Das Geschäft hat eine lange Geschichte: Die Eheleute Heinrich und Emmi Bentien erwarben am 9. Dezember 1938 das bereits 1827 gegründete Uhren- und Schmuckfachgeschäft der Geschwister Martha und August Christen. Im Jahre 1956, mitten im Wirtschaftswunder, wurden die Geschäftsräume vergrößert und modernisiert und wurde die gesamte Ladenfront neu gestaltet. Nun konnte das Ehepaar Bentien seinen Kunden nach der entbehrungsreichen Kriegszeit endlich wieder ein breites Warensortiment anbieten. Die Familie wuchs, die Zahl der Kunden ebenfalls. Das Haus wuchs mit. 1959 wurde das Geschäftshaus um eine Etage aufgestockt und die hauseigene Werkstatt für Uhren und Schmuck vergrößert.

Im Januar 1976 übernahmen Tochter Telse und ihr Mann Hartmut Stonner den elterlichen Betrieb.

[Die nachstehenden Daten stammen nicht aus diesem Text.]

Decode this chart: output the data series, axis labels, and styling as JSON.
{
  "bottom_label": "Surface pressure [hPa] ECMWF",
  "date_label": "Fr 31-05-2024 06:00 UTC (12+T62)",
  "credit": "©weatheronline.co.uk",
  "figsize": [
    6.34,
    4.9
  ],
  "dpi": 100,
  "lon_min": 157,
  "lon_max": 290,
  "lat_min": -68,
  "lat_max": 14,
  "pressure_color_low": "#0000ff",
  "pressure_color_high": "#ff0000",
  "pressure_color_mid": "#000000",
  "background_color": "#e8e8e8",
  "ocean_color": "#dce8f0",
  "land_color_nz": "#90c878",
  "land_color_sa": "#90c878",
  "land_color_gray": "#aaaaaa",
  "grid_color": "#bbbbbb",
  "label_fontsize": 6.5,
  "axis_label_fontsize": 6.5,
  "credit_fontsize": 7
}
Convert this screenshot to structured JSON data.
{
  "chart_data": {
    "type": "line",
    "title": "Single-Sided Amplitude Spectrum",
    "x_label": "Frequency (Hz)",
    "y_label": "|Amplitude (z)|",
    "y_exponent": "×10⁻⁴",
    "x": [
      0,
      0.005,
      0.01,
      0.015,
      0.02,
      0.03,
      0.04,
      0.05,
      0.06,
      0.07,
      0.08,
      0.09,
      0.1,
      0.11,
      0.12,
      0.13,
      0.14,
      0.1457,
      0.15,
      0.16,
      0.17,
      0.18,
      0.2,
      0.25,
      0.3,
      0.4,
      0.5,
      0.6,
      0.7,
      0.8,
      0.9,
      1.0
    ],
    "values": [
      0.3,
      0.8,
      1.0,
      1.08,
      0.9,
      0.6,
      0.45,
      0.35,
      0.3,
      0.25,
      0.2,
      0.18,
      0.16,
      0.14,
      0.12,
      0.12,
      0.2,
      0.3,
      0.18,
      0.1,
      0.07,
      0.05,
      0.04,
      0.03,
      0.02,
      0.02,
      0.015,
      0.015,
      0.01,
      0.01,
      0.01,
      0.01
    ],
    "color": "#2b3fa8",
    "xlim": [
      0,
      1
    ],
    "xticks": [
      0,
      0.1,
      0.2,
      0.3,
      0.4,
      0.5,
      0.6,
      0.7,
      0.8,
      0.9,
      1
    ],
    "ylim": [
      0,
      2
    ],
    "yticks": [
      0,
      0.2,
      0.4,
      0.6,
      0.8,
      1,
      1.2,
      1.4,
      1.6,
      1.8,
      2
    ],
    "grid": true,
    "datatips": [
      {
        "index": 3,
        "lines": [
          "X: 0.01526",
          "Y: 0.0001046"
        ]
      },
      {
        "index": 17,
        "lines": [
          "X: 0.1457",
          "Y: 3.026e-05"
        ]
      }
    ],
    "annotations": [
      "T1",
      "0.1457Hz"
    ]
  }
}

Aus Bentien wurde Uhren-Bentien, das Ehepaar Stonner startete nicht nur mit neuem Namen, sondern auch mit neuen Ideen und viel Energie. Zwei Jahre nach der Firmenübernahme ließen sie den Ladenbereich komplett entkernen und vergrößern. Auch die Fensterfront wurde modernisiert.

Uetersener Uhrmacher schließt zum 30. Dezember 2021

Am 1. Januar 2008 übernahm dann Michael Stonner den Betrieb von seinen Eltern Telse und Hartmut. Sie hatten ihn zuvor 32 Jahre geführt und 2007 die Schaufensterfront und die Fassade des Geschäftshauses in der Marktstraße 11 neu gestaltet.

Schon Stonners Großvater und Vater waren Uhrmachermeister. Als gelernter Goldschmied ergänzte Michael Stonner das Angebot mit seinen Arbeiten in der hauseigenen Werkstatt. Im Frühjahr 2013 wurde das Geschäft mithilfe von Freunden und Familie ausgebaut, saniert und dekoriert.

Am 30. Dezember dieses Jahres aber wird das Traditionsgeschäft schließen – nach 83 Jahren. Bis dahin sollten Kunden ihre Gutscheine eingelöst und ihren Schmuck aus der Werkstatt abgeholt haben. Die Werkstatt bleibt bis zum letzten Tag komplett geöffnet.